Japanese Sōtō Zen master, 1904–1971. The son of a country priest, he came to San Francisco in 1959 at age fifty-five to serve a small Japanese-American congregation and ended up — unintentionally — becoming the most influential Zen teacher in the West. American students started showing up; he sat with them. He did not lecture. He sat. They sat with him.

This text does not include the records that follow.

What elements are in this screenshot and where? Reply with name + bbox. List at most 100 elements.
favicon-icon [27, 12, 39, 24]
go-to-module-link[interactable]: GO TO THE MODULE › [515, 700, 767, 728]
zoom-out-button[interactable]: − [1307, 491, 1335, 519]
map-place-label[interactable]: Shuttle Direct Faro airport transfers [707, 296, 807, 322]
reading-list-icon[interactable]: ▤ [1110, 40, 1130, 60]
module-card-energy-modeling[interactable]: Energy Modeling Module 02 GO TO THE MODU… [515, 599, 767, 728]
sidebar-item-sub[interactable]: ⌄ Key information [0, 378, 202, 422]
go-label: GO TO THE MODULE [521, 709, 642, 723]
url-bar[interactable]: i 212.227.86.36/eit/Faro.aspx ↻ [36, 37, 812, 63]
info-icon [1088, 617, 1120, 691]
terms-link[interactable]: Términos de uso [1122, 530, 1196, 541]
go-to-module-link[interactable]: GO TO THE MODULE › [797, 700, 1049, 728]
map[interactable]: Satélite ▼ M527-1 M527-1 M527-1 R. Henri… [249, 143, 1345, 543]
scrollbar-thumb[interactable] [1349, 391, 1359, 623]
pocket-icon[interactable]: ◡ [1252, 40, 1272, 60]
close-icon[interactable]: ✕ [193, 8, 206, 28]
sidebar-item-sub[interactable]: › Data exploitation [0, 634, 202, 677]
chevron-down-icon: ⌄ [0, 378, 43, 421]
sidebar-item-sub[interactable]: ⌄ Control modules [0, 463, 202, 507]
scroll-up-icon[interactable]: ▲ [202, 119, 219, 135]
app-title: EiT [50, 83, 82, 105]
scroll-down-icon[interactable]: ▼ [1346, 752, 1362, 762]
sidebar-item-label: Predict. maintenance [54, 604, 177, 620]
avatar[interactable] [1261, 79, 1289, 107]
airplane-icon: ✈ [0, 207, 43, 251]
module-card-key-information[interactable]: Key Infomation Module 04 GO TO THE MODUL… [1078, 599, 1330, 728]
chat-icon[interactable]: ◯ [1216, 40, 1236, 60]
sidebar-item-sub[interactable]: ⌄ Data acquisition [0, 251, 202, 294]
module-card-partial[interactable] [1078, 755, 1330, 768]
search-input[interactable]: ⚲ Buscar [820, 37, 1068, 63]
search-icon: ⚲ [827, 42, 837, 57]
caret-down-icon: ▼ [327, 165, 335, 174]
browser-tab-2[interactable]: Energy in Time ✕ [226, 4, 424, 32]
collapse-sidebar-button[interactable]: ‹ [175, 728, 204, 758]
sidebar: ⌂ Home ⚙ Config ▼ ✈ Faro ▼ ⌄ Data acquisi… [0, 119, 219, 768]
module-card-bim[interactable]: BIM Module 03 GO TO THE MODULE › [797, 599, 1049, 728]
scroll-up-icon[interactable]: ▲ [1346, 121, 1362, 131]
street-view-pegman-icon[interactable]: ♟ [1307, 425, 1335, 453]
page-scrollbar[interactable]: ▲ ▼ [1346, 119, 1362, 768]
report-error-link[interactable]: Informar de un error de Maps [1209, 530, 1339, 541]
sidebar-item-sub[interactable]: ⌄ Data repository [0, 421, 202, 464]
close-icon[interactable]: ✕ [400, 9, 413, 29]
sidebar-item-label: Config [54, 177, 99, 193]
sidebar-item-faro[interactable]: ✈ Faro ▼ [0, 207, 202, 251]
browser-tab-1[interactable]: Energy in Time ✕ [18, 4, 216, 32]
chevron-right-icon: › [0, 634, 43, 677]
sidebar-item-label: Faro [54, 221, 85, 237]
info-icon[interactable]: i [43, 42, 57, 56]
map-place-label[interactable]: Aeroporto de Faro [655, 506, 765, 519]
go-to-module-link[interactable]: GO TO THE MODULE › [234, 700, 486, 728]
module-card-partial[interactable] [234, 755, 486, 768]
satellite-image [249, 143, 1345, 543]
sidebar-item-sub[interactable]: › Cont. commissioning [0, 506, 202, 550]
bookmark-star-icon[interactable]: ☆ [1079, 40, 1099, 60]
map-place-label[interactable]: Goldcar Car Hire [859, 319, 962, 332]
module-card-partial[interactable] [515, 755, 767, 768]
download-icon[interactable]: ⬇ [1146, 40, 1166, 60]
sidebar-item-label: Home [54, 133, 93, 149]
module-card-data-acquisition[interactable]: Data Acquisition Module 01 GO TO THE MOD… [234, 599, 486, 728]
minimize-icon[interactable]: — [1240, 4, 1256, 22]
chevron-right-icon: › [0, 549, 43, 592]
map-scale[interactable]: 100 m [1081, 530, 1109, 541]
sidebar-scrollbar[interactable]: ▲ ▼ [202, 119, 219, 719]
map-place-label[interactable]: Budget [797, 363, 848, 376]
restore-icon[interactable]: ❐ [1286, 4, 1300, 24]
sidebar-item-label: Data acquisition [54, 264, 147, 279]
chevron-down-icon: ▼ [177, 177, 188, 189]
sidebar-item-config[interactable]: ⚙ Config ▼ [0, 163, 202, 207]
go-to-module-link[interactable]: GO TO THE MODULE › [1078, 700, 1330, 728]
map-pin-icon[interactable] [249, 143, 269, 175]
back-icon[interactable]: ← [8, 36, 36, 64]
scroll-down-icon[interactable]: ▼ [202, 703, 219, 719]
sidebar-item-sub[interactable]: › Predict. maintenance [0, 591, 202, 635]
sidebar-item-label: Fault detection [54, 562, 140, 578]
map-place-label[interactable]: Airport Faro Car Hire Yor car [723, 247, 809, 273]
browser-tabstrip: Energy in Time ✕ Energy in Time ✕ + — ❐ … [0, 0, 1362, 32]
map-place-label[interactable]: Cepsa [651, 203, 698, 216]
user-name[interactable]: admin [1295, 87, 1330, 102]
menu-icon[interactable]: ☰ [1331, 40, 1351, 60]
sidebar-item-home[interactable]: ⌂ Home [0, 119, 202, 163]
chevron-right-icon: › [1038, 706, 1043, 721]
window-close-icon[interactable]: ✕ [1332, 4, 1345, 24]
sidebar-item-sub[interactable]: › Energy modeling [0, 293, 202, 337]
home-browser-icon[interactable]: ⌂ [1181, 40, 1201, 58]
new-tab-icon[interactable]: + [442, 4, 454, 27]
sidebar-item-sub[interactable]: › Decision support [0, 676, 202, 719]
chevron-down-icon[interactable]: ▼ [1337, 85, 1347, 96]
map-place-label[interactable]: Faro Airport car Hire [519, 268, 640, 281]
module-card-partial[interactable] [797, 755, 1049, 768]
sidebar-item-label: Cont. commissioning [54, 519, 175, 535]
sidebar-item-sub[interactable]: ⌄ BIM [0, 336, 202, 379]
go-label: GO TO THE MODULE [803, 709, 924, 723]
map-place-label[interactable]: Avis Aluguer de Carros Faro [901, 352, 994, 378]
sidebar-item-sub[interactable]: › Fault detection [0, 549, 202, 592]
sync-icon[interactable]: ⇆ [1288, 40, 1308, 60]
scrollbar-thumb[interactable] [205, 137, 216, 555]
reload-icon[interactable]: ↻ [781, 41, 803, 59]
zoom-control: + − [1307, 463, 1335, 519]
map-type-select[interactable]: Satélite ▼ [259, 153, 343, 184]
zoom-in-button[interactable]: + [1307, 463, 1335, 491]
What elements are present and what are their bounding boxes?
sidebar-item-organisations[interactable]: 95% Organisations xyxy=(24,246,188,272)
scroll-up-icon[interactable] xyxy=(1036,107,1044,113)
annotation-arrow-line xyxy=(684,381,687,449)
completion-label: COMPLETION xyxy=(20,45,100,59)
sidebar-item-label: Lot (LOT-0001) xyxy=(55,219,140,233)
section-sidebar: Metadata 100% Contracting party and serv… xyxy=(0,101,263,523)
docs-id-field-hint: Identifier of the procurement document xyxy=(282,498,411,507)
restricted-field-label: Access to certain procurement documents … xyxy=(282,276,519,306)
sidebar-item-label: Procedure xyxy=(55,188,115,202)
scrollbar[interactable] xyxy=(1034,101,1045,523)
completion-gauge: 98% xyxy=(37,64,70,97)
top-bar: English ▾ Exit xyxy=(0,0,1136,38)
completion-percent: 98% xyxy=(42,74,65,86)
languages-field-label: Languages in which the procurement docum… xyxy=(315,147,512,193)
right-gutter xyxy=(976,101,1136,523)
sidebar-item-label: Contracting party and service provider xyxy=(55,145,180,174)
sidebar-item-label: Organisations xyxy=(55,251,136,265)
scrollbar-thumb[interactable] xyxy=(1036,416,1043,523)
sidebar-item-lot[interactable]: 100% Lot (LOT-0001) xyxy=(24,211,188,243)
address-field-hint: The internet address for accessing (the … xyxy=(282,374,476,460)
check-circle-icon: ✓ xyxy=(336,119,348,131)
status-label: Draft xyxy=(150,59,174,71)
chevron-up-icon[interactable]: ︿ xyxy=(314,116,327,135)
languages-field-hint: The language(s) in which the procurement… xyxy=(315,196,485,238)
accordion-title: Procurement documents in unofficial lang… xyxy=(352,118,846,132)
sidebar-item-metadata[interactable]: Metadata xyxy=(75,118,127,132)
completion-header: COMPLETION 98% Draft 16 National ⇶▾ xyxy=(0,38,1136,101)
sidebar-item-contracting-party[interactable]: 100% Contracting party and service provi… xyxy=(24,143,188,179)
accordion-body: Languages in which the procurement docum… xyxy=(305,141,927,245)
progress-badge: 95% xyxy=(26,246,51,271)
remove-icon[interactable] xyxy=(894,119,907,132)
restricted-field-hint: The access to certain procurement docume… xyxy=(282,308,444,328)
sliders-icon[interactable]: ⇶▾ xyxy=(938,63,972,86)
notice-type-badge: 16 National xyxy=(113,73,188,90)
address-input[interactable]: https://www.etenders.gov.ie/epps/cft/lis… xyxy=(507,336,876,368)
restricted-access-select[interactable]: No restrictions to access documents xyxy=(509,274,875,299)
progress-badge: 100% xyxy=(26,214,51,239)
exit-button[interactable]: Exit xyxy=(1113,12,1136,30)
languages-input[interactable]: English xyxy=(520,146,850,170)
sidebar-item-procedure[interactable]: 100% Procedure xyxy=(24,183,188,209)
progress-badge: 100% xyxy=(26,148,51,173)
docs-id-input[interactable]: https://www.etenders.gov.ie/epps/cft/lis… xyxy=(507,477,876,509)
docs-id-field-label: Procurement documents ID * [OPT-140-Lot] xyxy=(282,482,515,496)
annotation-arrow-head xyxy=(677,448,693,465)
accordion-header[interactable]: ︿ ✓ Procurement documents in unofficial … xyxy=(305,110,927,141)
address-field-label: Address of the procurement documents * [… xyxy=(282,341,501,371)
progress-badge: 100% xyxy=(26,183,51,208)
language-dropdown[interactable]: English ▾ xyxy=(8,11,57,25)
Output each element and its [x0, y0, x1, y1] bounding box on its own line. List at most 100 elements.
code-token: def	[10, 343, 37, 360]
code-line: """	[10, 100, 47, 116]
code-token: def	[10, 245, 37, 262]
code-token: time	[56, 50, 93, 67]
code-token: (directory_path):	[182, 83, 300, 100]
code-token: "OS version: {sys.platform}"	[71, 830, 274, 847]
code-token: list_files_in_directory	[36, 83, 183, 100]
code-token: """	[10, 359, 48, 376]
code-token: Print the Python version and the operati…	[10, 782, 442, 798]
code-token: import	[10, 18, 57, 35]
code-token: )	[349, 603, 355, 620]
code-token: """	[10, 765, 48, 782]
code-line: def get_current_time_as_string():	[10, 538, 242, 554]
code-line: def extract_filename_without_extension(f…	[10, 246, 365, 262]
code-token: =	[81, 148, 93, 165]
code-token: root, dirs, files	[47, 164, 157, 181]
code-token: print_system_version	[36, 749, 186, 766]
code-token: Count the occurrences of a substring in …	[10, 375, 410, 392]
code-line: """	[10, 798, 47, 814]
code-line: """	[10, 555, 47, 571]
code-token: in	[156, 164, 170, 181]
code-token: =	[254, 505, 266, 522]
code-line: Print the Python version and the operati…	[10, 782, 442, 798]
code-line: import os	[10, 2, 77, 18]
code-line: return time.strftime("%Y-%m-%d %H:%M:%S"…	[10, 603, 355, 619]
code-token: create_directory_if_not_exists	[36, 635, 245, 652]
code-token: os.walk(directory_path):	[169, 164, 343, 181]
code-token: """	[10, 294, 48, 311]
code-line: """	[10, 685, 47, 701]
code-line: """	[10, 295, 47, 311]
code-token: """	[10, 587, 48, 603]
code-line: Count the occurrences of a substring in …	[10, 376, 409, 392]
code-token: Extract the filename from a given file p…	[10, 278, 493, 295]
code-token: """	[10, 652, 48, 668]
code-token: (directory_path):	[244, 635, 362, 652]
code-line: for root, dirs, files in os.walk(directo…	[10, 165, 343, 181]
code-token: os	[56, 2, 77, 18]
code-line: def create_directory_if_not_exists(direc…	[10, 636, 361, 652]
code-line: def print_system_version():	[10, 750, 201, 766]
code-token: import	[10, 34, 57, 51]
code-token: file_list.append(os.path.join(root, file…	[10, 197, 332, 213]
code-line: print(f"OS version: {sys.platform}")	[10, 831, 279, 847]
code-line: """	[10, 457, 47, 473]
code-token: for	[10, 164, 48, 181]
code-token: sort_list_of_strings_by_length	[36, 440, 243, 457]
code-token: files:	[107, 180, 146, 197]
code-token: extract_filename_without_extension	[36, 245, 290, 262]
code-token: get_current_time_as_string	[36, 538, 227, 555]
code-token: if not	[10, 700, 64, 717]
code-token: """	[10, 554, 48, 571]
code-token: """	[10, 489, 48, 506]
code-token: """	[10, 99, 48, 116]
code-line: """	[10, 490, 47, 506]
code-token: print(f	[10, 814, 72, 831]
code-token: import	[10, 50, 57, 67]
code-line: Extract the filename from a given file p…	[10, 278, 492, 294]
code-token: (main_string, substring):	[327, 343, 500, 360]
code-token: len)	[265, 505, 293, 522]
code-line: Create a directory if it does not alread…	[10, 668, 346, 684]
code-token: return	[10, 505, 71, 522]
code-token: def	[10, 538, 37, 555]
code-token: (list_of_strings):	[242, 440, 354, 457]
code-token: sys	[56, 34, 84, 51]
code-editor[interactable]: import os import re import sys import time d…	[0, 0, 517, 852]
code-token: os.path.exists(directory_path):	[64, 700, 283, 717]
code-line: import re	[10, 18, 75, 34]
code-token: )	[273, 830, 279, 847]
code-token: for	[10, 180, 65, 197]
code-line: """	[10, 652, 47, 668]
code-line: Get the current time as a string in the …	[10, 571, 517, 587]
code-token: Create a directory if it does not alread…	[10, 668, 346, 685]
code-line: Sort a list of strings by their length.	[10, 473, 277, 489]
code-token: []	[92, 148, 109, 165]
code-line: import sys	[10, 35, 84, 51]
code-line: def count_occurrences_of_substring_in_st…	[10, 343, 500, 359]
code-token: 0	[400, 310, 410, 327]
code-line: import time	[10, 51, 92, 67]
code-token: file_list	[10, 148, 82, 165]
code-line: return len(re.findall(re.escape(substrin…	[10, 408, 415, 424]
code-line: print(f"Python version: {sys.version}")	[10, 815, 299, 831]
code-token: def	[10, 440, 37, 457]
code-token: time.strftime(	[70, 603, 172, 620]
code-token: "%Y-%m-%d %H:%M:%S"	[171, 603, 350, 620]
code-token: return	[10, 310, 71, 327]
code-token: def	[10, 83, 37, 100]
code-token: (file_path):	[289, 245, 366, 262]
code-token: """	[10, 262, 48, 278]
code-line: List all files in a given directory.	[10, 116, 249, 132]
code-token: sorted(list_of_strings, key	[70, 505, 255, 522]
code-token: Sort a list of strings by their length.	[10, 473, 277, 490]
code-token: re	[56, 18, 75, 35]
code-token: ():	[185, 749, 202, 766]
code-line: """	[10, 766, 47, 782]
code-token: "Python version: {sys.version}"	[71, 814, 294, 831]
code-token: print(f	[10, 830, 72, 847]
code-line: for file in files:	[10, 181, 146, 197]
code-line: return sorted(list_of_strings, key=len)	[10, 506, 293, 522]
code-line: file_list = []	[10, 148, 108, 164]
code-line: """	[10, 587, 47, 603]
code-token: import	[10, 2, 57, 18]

He founded the San Francisco Zen Center and, in 1967, Tassajara — the first Zen training monastery outside Asia. He died of cancer in 1971, four years after his American disciples assembled his talks into a small book. Core teaching: in the beginner's mind there are many possibilities; in the expert's mind there are few. Return again and again to not-knowing. Posture is everything. Sit upright. Breathe. Do not seek anything special. Key works: *Zen Mind, Beginner's Mind* (1970), *Not Always So*, *Branching Streams Flow in the Darkness* (his lectures on the *Sandokai*).
Known for
- Beginner's mind
- Bringing Zen to the West
- Quiet authority
Best for
- Anxiety & Worry
- Faith & Spirituality
- Purpose & Direction
Their signature question
“Can you meet this moment as if for the first time?”